Colleges are required under Title IX to foster an environment free from sexual, racial and ethnic discrimination and harassment.The rule change under fire from certain quarters is the requirement that the accused is afforded the right to question the accuser.
Yikes! That's certainly a radical idea, isn't it. Being able to confront your accuser. Seems to me there's something about that right to confrontation in the Sixth Amendment. And, you know, that little matter known as due process.
But should you attempt to defend the proposed rule changes, you will quickly be under attack from the mob. They will tell you that these campus hearings aren't criminal matters and that due process doesn't apply. They will accuse you of perpetuating the myth that men are falsely accused of sexual assault.
While these hearings aren't criminal in nature, they are quasi-criminal and they do carry consequences if the panel, arbitrator or judge finds the accused liable. Students can be expelled, suspended or placed on academic probation. Each of those outcomes is a restriction on the student's liberty. Even if we aren't talking about the accused going to jail or being convicted in a court of law, the accused still faces sanctions. And when one party attempts to limit the freedom of another, the concept of due process comes into play.
We conclude that these cases distill to a set of core principles applicable to cases where the accused student faces a severe penalty and the school's determination turns on the complaining witness's credibility. First, the accused student is entitled to "a process by which the respondent may question, if even indirectly, the complainant." Second, the complaining witness must be before the finder of fact either physically or through videoconference or like technology to enable the finder of fact to assess the complaining witness's credibility in responding to its own questions or those proposed by the accused student.
And if a school tribunal wishes to lower the burden of proof on the accuser, then the accused needs due process more than ever. And if that means the accuser has to answer questions from the accused, or his representative, then so be it. If the problem is having the accused asking the questions, then you must afford the accused the right to representation.
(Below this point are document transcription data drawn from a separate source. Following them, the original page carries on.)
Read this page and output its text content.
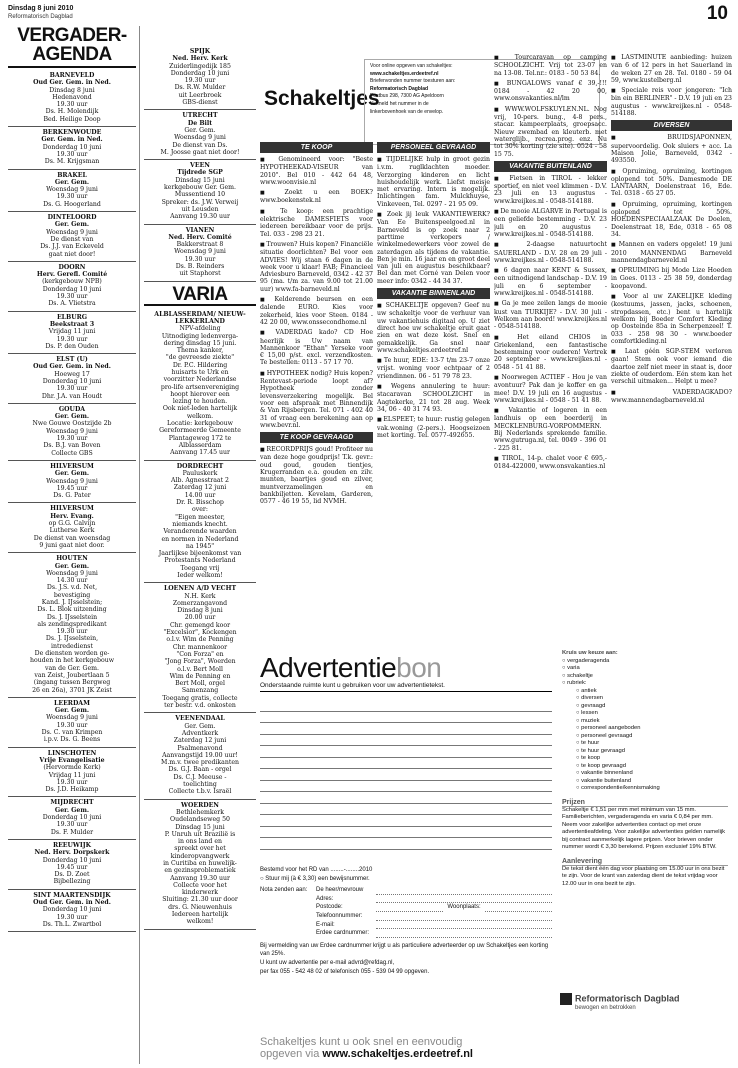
Dinsdag 8 juni 2010
Reformatorisch Dagblad	10
VERGADER-
AGENDA
BARNEVELD
Oud Ger. Gem. in Ned.
Dinsdag 8 juni
Hedenavond
19.30 uur
Ds. H. Molendijk
Bed. Heilige Doop
BERKENWOUDE
Ger. Gem. in Ned.
Donderdag 10 juni
19.30 uur
Ds. M. Krijgsman
BRAKEL
Ger. Gem.
Woensdag 9 juni
19.30 uur
Ds. G. Hoogerland
DINTELOORD
Ger. Gem.
Woensdag 9 juni
De dienst van
Ds. J.J. van Eckeveld
gaat niet door!
DOORN
Herv. Gerefl. Comité
(kerkgebouw NPB)
Donderdag 10 juni
19.30 uur
Ds. A. Vlietstra
ELBURG
Beekstraat 3
Vrijdag 11 juni
19.30 uur
Ds. P. den Ouden
ELST (U)
Oud Ger. Gem. in Ned.
Hoeweg 17
Donderdag 10 juni
19.30 uur
Dhr. J.A. van Houdt
GOUDA
Ger. Gem.
Nwe Gouwe Oostzijde 2b
Woensdag 9 juni
19.30 uur
Ds. B.J. van Boven
Collecte GBS
HILVERSUM
Ger. Gem.
Woensdag 9 juni
19.45 uur
Ds. G. Pater
HILVERSUM
Herv. Evang.
op G.G. Calvijn
Lutherse Kerk
De dienst van woensdag
9 juni gaat niet door.
HOUTEN
Ger. Gem.
Woensdag 9 juni
14.30 uur
Ds. J.S. v.d. Net,
bevestiging
Kand. J. IJsselstein;
Ds. L. Blok uitzending
Ds. J. IJsselstein
als zendingspredikant
19.30 uur
Ds. J. IJsselstein,
intrededienst
De diensten worden ge-
houden in het kerkgebouw
van de Ger. Gem.
van Zeist, Joubertlaan 5
(ingang tussen Bergweg
26 en 26a), 3701 JK Zeist
LEERDAM
Ger. Gem.
Woensdag 9 juni
19.30 uur
Ds. C. van Krimpen
i.p.v. Ds. G. Beens
LINSCHOTEN
Vrije Evangelisatie
(Hervormde Kerk)
Vrijdag 11 juni
19.30 uur
Ds. J.D. Heikamp
MIJDRECHT
Ger. Gem.
Donderdag 10 juni
19.30 uur
Ds. F. Mulder
REEUWIJK
Ned. Herv. Dorpskerk
Donderdag 10 juni
19.45 uur
Ds. D. Zoet
Bijbellezing
SINT MAARTENSDIJK
Oud Ger. Gem. in Ned.
Donderdag 10 juni
19.30 uur
Ds. Th.L. Zwartbol
SPIJK
Ned. Herv. Kerk
Zuiderlingedijk 185
Donderdag 10 juni
19.30 uur
Ds. R.W. Mulder
uit Leerbroek
GBS-dienst
UTRECHT
De Bilt
Ger. Gem.
Woensdag 9 juni
De dienst van Ds.
M. Joosse gaat niet door!
VEEN
Tijdrede SGP
Dinsdag 15 juni
kerkgebouw Ger. Gem.
Mussentiend 10
Spreker: ds. J.W. Verweij
uit Leusden
Aanvang 19.30 uur
VIANEN
Ned. Herv. Comité
Bakkerstraat 8
Woensdag 9 juni
19.30 uur
Ds. B. Reinders
uit Staphorst
VARIA
ALBLASSERDAM/ NIEUW-LEKKERLAND
NPV-afdeling
Uitnodiging ledenverga-
dering dinsdag 15 juni.
Thema kanker,
"de gevreesde ziekte"
Dr. P.C. Hildering
huisarts te Urk en
voorzitter Nederlandse
pro-life artsenvereniging
hoopt hierover een
lezing te houden.
Ook niet-leden hartelijk
welkom.
Locatie: kerkgebouw
Gereformeerde Gemeente
Plantageweg 172 te
Alblasserdam
Aanvang 17.45 uur
DORDRECHT
Pauluskerk
Alb. Agnesstraat 2
Zaterdag 12 juni
14.00 uur
Dr. R. Bisschop
over:
"Eigen meester,
niemands knecht.
Veranderende waarden
en normen in Nederland
na 1945"
Jaarlijkse bijeenkomst van
Protestants Nederland
Toegang vrij
Ieder welkom!
LOENEN A/D VECHT
N.H. Kerk
Zomerzangavond
Dinsdag 8 juni
20.00 uur
Chr. gemengd koor
"Excelsior", Kockengen
o.l.v. Wim de Penning
Chr. mannenkoor
"Con Forza" en
"Jong Forza", Woerden
o.l.v. Bert Moll
Wim de Penning en
Bert Moll, orgel
Samenzang
Toegang gratis, collecte
ter bestr. v.d. onkosten
VEENENDAAL
Ger. Gem.
Adventkerk
Zaterdag 12 juni
Psalmenavond
Aanvangstijd 19.00 uur!
M.m.v. twee predikanten
Ds. G.J. Baan - orgel
Ds. C.J. Meeuse -
toelichting
Collecte t.b.v. Israël
WOERDEN
Bethlehemkerk
Oudelandseweg 50
Dinsdag 15 juni
P. Unruh uit Brazilië is
in ons land en
spreekt over het
kinderopvangwerk
in Curitiba en huwelijk-
en gezinsproblematiek
Aanvang 19.30 uur
Collecte voor het
kinderwerk
Sluiting: 21.30 uur door
drs. G. Nieuwenhuis
Iedereen hartelijk
welkom!
Schakeltjes
Voor online opgeven van schakeltjes:
www.schakeltjes.erdeetref.nl
Briefenvonden nummer toesturen aan:
Reformatorisch Dagblad
Postbus 298, 7300 AG Apeldoorn
Vermeld het nummer in de
linkerbovenhoek van de envelop.
TE KOOP
■ Genomineerd voor: "Beste HYPOTHEEKAD-VISEUR van 2010". Bel 010 - 442 64 48, www.woonvisie.nl
■ Zoekt u een BOEK? www.boekenstek.nl
■ Te koop: een prachtige elektrische DAMESFIETS voor iedereen bereikbaar voor de prijs. Tel. 033 - 298 23 21.
■ Trouwen? Huis kopen? Financiële situatie doorlichten? Bel voor een ADVIES! Wij staan 6 dagen in de week voor u klaar! FAB; Financieel Adviesburo Barneveld, 0342 - 42 37 95 (ma. t/m za. van 9.00 tot 21.00 uur) www.fa-barneveld.nl
■ Kelderende beursen en een dalende EURO. Kies voor zekerheid, kies voor Steen. 0184 - 42 20 00, www.onssecondhome.nl
■ VADERDAG kado? CD Hoe heerlijk is Uw naam van Mannenkoor "Ethan" Yerseke voor € 15,00 p/st. excl. verzendkosten. Te bestellen: 0113 - 57 17 70.
■ HYPOTHEEK nodig? Huis kopen? Rentevast-periode loopt af? Hypotheek zonder levensverzekering mogelijk. Bel voor een afspraak met Binnendijk & Van Rijsbergen. Tel. 071 - 402 40 31 of vraag een berekening aan op www.bevr.nl.
TE KOOP GEVRAAGD
■ RECORDPRIJS goud! Profiteer nu van deze hoge goudprijs! T.k. gevr.: oud goud, gouden tientjes, Krugerranden e.a. gouden en zilv. munten, baartjes goud en zilver, muntverzamelingen en bankbiljetten. Kevelam, Garderen, 0577 - 46 19 55, lid NVMH.
PERSONEEL GEVRAAGD
■ TIJDELIJKE hulp in groot gezin i.v.m. ruglklachten moeder. Verzorging kinderen en licht huishoudelijk werk. Liefst meisje met ervaring. Intern is mogelijk. Inlichtingen fam. Mulckhuyse, Vinkeveen, Tel. 0297 - 21 95 09.
■ Zoek jij leuk VAKANTIEWERK? Van Ee Buitenspeelgoed.nl in Barneveld is op zoek naar 2 parttime verkopers / winkelmedewerkers voor zowel de zaterdagen als tijdens de vakantie. Ben je min. 16 jaar en en groot deel van juli en augustus beschikbaar? Bel dan met Corné van Delen voor meer info: 0342 - 44 34 37.
VAKANTIE BINNENLAND
■ SCHAKELTJE opgeven? Geef nu uw schakeltje voor de verhuur van uw vakantiehuis digitaal op. U ziet direct hoe uw schakeltje eruit gaat zien en wat deze kost. Snel en gemakkelijk. Ga snel naar www.schakeltjes.erdeetref.nl
■ Te huur, EDE: 13-7 t/m 23-7 onze vrijst. woning voor echtpaar of 2 vriendinnen. 06 - 51 79 78 23.
■ Wegens annulering te huur: stacaravan SCHOOLZICHT in Aagtekerke, 21 tot 28 aug. Week 34, 06 - 40 31 74 93.
■ ELSPEET; te huur: rustig gelegen vak.woning (2-pers.). Hoogseizoen met korting. Tel. 0577-492655.
■ Tourcaravan op camping SCHOOLZICHT. Vrij tot 23-07 en na 13-08. Tel.nr.: 0183 - 50 53 84.
■ BUNGALOWS vanaf € 39,-!!! 0184 - 42 20 00, www.onsvakanties.nl/lm
■ WWW.WOLFSKUYLEN.NL. Nog vrij, 10-pers. bung., 4-8 pers., stacar. kampeerplaats, groepsacc. Nieuw zwembad en kleuterb. met waterglijb., recrea.prog. enz. Nu tot 30% korting (zie site). 0524 - 58 15 75.
VAKANTIE BUITENLAND
■ Fietsen in TIROL - lekker sportief, en niet veel klimmen - D.V. 23 juli en 13 augustus - www.kreijkes.nl - 0548-514188.
■ De mooie ALGARVE in Portugal is een geliefde bestemming - D.V. 23 juli en 20 augustus - www.kreijkes.nl - 0548-514188.
■ 2-daagse natuurtocht SAUERLAND - D.V. 28 en 29 juli - www.kreijkes.nl - 0548-514188.
■ 6 dagen naar KENT & Sussex, een uitnodigend landschap - D.V. 19 juli en 6 september - www.kreijkes.nl - 0548-514188.
■ Ga je mee zeilen langs de mooie kust van TURKIJE? - D.V. 30 juli - Welkom aan boord! www.kreijkes.nl - 0548-514188.
■ Het eiland CHIOS in Griekenland, een fantastische bestemming voor ouderen! Vertrek 20 september - www.kreijkes.nl - 0548 - 51 41 88.
■ Noorwegen ACTIEF - Hou je van avontuur? Pak dan je koffer en ga mee! D.V. 19 juli en 16 augustus - www.kreijkes.nl - 0548 - 51 41 88.
■ Vakantie of logeren in een landhuis op een boerderij in MECKLENBURG-VORPOMMERN. Bij Nederlands sprekende familie. www.gutruga.nl, tel. 0049 - 396 01 - 225 81.
■ TIROL, 14-p. chalet voor € 695,- 0184-422000, www.onsvakanties.nl
■ LASTMINUTE aanbieding: huizen van 6 of 12 pers in het Sauerland in de weken 27 en 28. Tel. 0180 - 59 04 59, www.kustelberg.nl
■ Speciale reis voor jongeren: "Ich bin ein BERLINER" - D.V. 19 juli en 23 augustus - www.kreijkes.nl - 0548-514188.
DIVERSEN
■ BRUIDSJAPONNEN, supervoordelig. Ook sluiers + acc. La Maison Jolie, Barneveld, 0342 - 493550.
■ Opruiming, opruiming, kortingen oplopend tot 50%. Damesmode DE LANTAARN, Doelenstraat 16, Ede. Tel. 0318 - 65 27 05.
■ Opruiming, opruiming, kortingen oplopend tot 50%. HOEDENSPECIAALZAAK De Doelen, Doelenstraat 18, Ede, 0318 - 65 08 34.
■ Mannen en vaders opgelet! 19 juni 2010 MANNENDAG Barneveld mannendagbarneveld.nl
■ OPRUIMING bij Mode Lize Hoeden in Goes. 0113 - 25 38 59, donderdag koopavond.
■ Voor al uw ZAKELIJKE kleding (kostuums, jassen, jacks, schoenen, stropdassen, etc.) bent u hartelijk welkom bij Boeder Comfort Kleding op Oosteinde 85a in Scherpenzeel! T. 033 - 258 98 30 - www.boeder comfortkleding.nl
■ Laat géén SGP-STEM verloren gaan! Stem ook voor iemand die daartoe zelf niet meer in staat is, door ziekte of ouderdom. Eén stem kan het verschil uitmaken... Helpt u mee?
■ VADERDAGKADO? www.mannendagbarneveld.nl
Advertentiebon
Onderstaande ruimte kunt u gebruiken voor uw advertentietekst.
Bestemd voor het RD van ........-........2010
○ Stuur mij (à € 3,30) een bewijsnummer.
Nota zenden aan:	De heer/mevrouw
Adres:
Postcode:	Woonplaats:
Telefoonnummer:
E-mail:
Erdee cardnummer:
Bij vermelding van uw Erdee cardnummer krijgt u als particuliere adverteerder op uw Schakeltjes een korting van 25%.
U kunt uw advertentie per e-mail advrd@refdag.nl,
per fax 055 - 542 48 02 of telefonisch 055 - 539 04 99 opgeven.
Kruis uw keuze aan:
○ vergaderagenda
○ varia
○ schakeltje
○ rubriek:
○ antiek
○ diversen
○ gevraagd
○ lessen
○ muziek
○ personeel aangeboden
○ personeel gevraagd
○ te huur
○ te huur gevraagd
○ te koop
○ te koop gevraagd
○ vakantie binnenland
○ vakantie buitenland
○ correspondentie/kennismaking
Prijzen
Schakeltje € 1,51 per mm met minimum van 15 mm. Familieberichten, vergaderagenda en varia € 0,84 per mm. Neem voor zakelijke advertenties contact op met onze advertentieafdeling. Voor zakelijke advertenties gelden namelijk bij contract aanmerkelijk lagere prijzen. Voor brieven onder nummer wordt € 3,30 berekend. Prijzen exclusief 19% BTW.
Aanlevering
De tekst dient één dag voor plaatsing om 15.00 uur in ons bezit te zijn. Voor de krant van zaterdag dient de tekst vrijdag voor 12.00 uur in ons bezit te zijn.
Reformatorisch Dagblad
bewogen en betrokken
Schakeltjes kunt u ook snel en eenvoudig
opgeven via www.schakeltjes.erdeetref.nl
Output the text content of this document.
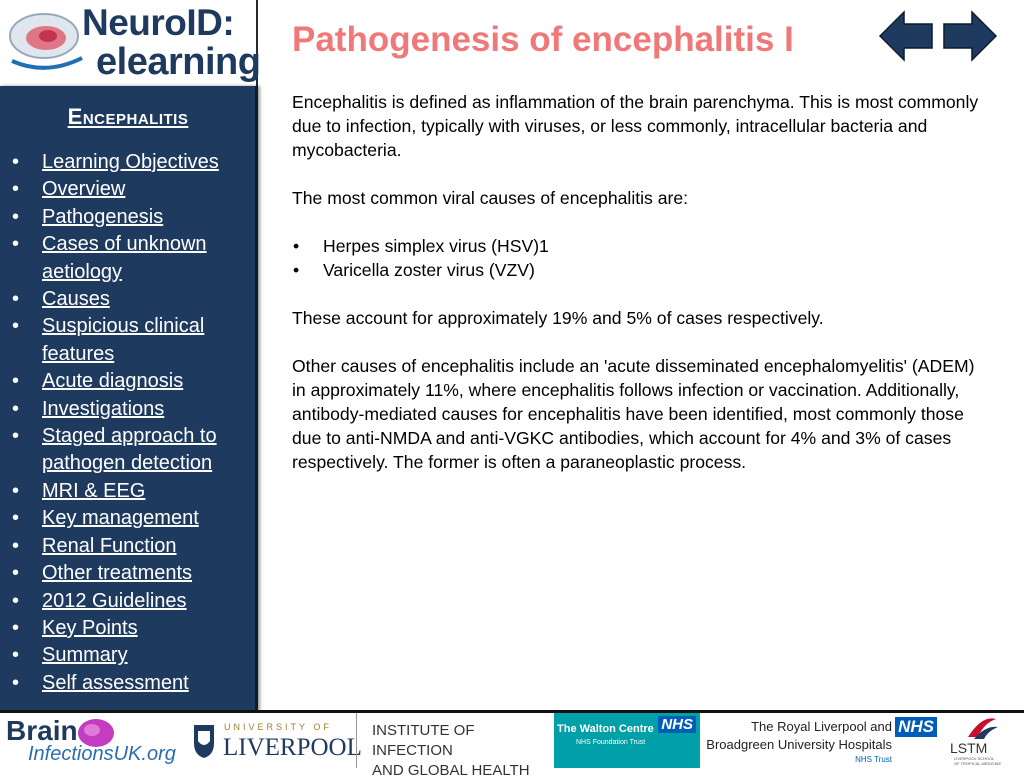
NeuroID:
elearning
Encephalitis
• Learning Objectives
• Overview
• Pathogenesis
• Cases of unknown aetiology
• Causes
• Suspicious clinical features
• Acute diagnosis
• Investigations
• Staged approach to pathogen detection
• MRI & EEG
• Key management
• Renal Function
• Other treatments
• 2012 Guidelines
• Key Points
• Summary
• Self assessment
Pathogenesis of encephalitis I

Encephalitis is defined as inflammation of the brain parenchyma. This is most commonly due to infection, typically with viruses, or less commonly, intracellular bacteria and mycobacteria.

The most common viral causes of encephalitis are:

• Herpes simplex virus (HSV)1
• Varicella zoster virus (VZV)

These account for approximately 19% and 5% of cases respectively.

Other causes of encephalitis include an 'acute disseminated encephalomyelitis' (ADEM) in approximately 11%, where encephalitis follows infection or vaccination. Additionally, antibody-mediated causes for encephalitis have been identified, most commonly those due to anti-NMDA and anti-VGKC antibodies, which account for 4% and 3% of cases respectively. The former is often a paraneoplastic process.

Brain
InfectionsUK.org
UNIVERSITY OF
LIVERPOOL
INSTITUTE OF INFECTION
AND GLOBAL HEALTH
NHS
The Walton Centre
NHS Foundation Trust
NHS
The Royal Liverpool and
Broadgreen University Hospitals
NHS Trust
LSTM
LIVERPOOL SCHOOL
OF TROPICAL MEDICINE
Now I'm not going to get into the veracity of the claims or whether the definition of sexual assault in that environment is too loose. I will say, however, that a good many of these claims result from incidents in which one or both parties consumed alcohol and the presence of alcohol (or other intoxicating substances) can bring both parties' accounts of a situation under scrutiny.
Ultimately the opposition of some to due process results from one subsuming the workings of the law to his or her political theory or ideology. Due process is the manner by which we attempt to bisect those tendencies. Yes, it's harder to prosecute when you have to afford the accused due process, but that's the way it should be when one's liberty interest is at stake.
Those who oppose due process in this environment fear that in the crucible of cross-examination that the narrative they so wish to promote will not hold up.